In a contemporary review for Playboy, Robert Christgau deemed Vol. 2… Hard Knock Life a progression from its predecessor, featuring more noticeable beats that would appeal to listeners other than just hip hop aesthetes. He highlighted the title track’s “audacious Annie sample” and the production of Swizz Beatz, who he believed took influence from postminimalist composers such Steve Reich and Philip Glass. “And whatever Jay-Z’s moral values”, Christgau wrote, “the man knows how to put words together and say them real fast.”[12] He later gave it a three-star honorable mention in his Consumer Guide book, indicating “an enjoyable effort that consumers attuned to its overriding aesthetic or individual vision may well treasure”.[4] In The A.V. Club, Nathan Rabin said the record was “an uneven if worthwhile” album whose best songs “strip gangsta rap of its superthug bravado and replace it with a more nuanced understanding of the human emotions behind the gangsta facade”.[13] Q called it “the epitome of mainstream hip hop” at the time.[9]

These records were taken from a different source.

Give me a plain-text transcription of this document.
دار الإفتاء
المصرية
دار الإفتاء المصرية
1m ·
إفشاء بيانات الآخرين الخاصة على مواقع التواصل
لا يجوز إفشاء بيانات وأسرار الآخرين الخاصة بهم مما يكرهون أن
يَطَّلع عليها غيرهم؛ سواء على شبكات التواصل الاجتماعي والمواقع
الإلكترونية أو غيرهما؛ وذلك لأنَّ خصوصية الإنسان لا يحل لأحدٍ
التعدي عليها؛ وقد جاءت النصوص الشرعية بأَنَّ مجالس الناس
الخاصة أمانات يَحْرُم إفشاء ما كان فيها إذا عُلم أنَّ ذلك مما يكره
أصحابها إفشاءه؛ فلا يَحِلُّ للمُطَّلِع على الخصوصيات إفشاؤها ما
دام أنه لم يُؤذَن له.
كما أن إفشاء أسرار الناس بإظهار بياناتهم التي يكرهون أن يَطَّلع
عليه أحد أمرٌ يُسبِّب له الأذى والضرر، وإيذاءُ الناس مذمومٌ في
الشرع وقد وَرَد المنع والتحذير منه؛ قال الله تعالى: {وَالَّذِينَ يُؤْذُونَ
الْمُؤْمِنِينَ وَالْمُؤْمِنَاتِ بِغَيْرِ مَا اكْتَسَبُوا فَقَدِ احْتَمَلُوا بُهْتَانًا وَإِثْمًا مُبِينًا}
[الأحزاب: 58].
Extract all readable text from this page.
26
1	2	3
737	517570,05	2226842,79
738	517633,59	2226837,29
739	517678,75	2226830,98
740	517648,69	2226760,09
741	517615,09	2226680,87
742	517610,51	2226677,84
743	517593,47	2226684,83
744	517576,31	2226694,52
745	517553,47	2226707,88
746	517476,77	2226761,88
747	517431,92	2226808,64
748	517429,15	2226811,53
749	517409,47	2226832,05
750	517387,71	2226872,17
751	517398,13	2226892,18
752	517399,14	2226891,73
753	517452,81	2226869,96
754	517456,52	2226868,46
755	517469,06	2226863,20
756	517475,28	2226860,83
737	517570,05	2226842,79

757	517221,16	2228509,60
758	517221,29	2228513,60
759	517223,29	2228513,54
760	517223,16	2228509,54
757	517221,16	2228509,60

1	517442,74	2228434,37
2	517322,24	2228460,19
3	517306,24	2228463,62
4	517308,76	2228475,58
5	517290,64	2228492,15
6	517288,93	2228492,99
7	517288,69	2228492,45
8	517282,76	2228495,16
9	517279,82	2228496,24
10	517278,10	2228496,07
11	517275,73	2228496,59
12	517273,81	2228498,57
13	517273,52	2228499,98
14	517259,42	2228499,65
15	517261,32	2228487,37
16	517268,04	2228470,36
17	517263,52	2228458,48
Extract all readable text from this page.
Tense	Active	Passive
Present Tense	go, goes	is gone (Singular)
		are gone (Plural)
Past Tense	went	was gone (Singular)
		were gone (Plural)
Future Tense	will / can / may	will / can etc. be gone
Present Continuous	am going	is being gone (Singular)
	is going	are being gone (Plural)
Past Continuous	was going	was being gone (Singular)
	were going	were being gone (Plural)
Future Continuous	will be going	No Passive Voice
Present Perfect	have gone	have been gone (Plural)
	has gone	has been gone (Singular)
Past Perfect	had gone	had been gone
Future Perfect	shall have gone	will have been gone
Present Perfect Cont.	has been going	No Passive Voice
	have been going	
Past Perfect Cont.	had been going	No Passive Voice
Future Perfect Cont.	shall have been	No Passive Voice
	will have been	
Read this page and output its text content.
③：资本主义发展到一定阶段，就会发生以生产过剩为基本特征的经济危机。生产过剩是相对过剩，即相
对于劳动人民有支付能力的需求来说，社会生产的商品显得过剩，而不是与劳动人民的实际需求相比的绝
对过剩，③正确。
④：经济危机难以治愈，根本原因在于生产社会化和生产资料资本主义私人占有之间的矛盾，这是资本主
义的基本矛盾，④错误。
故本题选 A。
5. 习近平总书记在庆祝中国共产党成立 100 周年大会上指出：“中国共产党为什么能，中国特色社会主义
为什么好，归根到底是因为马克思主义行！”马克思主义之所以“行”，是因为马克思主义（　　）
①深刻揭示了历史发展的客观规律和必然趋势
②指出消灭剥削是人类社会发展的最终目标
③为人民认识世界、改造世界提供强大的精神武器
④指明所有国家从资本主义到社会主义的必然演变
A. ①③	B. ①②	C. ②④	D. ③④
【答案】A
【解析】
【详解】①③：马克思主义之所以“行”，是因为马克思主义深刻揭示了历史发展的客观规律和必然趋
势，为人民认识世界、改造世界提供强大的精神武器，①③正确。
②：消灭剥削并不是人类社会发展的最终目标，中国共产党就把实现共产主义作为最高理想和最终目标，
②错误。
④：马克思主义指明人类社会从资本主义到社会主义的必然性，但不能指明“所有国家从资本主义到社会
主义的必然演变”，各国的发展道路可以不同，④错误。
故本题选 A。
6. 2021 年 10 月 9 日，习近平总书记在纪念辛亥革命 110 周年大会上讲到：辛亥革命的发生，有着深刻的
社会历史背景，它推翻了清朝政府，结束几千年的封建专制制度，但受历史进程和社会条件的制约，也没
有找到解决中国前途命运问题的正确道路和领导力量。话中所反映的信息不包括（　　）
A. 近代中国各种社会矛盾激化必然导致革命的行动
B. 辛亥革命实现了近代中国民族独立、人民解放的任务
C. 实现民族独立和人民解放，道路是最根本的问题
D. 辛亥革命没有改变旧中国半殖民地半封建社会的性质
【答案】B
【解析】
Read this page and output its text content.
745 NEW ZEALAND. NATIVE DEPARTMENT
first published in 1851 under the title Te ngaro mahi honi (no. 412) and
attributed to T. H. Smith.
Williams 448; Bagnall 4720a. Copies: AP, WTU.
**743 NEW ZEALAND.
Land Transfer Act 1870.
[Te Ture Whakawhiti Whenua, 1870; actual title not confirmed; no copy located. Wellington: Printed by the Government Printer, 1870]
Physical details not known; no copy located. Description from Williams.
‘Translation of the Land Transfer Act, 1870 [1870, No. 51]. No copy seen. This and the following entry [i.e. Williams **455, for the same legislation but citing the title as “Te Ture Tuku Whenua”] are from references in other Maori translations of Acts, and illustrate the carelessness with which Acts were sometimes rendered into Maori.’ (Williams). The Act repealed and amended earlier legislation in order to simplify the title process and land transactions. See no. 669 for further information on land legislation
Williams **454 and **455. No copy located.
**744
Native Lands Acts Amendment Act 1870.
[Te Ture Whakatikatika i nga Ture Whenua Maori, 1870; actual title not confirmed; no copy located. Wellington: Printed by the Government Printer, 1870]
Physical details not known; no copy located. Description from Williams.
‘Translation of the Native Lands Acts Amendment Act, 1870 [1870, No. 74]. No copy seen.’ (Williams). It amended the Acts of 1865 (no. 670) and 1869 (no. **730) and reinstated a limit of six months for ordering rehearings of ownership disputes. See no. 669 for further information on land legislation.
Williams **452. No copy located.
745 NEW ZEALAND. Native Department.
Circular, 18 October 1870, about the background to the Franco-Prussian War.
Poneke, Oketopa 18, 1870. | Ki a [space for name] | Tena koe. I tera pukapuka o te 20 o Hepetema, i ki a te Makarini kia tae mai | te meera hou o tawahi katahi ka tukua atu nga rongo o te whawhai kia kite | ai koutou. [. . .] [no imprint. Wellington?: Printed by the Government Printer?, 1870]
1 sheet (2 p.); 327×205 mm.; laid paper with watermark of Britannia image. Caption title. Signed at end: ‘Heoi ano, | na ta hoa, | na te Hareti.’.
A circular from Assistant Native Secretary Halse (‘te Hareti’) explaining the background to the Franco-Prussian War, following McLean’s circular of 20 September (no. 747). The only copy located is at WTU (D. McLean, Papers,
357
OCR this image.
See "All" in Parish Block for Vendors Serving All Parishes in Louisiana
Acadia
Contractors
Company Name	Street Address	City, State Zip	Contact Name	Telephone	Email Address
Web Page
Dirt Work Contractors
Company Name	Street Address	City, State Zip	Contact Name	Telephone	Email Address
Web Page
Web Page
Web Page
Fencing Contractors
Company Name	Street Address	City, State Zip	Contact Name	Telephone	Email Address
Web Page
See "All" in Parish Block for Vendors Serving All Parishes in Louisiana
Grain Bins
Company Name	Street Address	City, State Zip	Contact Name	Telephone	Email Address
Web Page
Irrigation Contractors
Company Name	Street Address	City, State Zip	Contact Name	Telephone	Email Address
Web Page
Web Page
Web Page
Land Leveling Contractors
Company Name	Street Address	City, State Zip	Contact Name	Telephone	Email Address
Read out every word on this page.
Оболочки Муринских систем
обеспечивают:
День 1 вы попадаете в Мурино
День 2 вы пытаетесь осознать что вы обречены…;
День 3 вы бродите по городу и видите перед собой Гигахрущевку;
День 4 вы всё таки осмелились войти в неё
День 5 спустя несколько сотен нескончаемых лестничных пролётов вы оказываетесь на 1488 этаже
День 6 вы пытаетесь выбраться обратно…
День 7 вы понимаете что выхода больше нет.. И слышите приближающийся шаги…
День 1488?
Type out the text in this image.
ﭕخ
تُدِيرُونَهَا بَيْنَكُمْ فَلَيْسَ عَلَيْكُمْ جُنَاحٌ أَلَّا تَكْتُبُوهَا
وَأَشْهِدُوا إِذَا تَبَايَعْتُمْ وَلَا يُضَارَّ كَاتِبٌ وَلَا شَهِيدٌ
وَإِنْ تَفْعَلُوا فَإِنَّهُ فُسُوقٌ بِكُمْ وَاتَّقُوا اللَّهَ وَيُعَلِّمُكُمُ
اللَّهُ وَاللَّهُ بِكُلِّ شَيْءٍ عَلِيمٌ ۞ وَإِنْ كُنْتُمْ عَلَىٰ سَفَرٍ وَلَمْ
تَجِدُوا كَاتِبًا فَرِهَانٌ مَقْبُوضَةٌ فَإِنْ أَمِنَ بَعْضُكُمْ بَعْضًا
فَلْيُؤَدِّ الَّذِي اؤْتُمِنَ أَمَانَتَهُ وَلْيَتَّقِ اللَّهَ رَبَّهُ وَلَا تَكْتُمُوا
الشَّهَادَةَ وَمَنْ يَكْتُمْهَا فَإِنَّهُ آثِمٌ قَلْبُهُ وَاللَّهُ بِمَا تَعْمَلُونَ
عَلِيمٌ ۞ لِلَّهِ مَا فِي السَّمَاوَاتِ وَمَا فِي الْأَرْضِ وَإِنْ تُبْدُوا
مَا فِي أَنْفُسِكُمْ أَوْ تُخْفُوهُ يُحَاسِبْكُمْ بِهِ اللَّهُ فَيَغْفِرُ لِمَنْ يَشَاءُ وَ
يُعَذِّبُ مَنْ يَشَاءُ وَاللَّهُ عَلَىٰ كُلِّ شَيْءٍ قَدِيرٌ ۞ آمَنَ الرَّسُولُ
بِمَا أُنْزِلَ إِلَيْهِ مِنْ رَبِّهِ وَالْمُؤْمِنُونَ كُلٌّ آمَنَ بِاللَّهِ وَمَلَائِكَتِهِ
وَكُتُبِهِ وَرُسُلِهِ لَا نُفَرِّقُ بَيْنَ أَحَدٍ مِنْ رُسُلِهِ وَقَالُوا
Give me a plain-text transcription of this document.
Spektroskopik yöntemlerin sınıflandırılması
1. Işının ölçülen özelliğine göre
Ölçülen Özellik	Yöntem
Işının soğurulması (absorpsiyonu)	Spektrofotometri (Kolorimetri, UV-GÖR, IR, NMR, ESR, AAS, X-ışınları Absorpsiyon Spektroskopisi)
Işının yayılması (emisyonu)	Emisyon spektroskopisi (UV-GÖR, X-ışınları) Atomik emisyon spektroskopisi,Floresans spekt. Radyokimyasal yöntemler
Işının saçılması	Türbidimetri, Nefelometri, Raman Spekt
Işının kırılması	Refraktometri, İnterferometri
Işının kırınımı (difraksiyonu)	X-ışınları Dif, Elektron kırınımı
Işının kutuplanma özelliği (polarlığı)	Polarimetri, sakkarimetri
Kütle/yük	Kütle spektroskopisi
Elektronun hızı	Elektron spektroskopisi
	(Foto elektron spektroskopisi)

Vol. 2… Hard Knock Life was later ranked number 46 on Rolling Stone magazine’s list of the 100 greatest albums from the 1990s.[14]

Vol. 2… became Jay-Z’s first album to debut at #1 on the Billboard 200, selling over 350,000 copies in its first week.[15] It is Jay-Z’s best selling album as of 2013 and was certified 5x Platinum by the RIAA in 2000. By 2013, the album had sold 5,400,000 copies in the United States.[16] The album won Grammy Award for Best Rap Album at the 41st Annual Grammy Awards. Though he won the nomination he boycotted the ceremony, citing what he sees as the Grammys’ continuing disrespect of hip hop because they were not going to broadcast the rap nominations. He told MTV, “I am boycotting the Grammys because too many major rap artists continue to be overlooked. Rappers deserve more attention from the Grammy committee and from the whole world. If it’s got a gun everybody knows about it; but if we go on a world tour, no one knows.”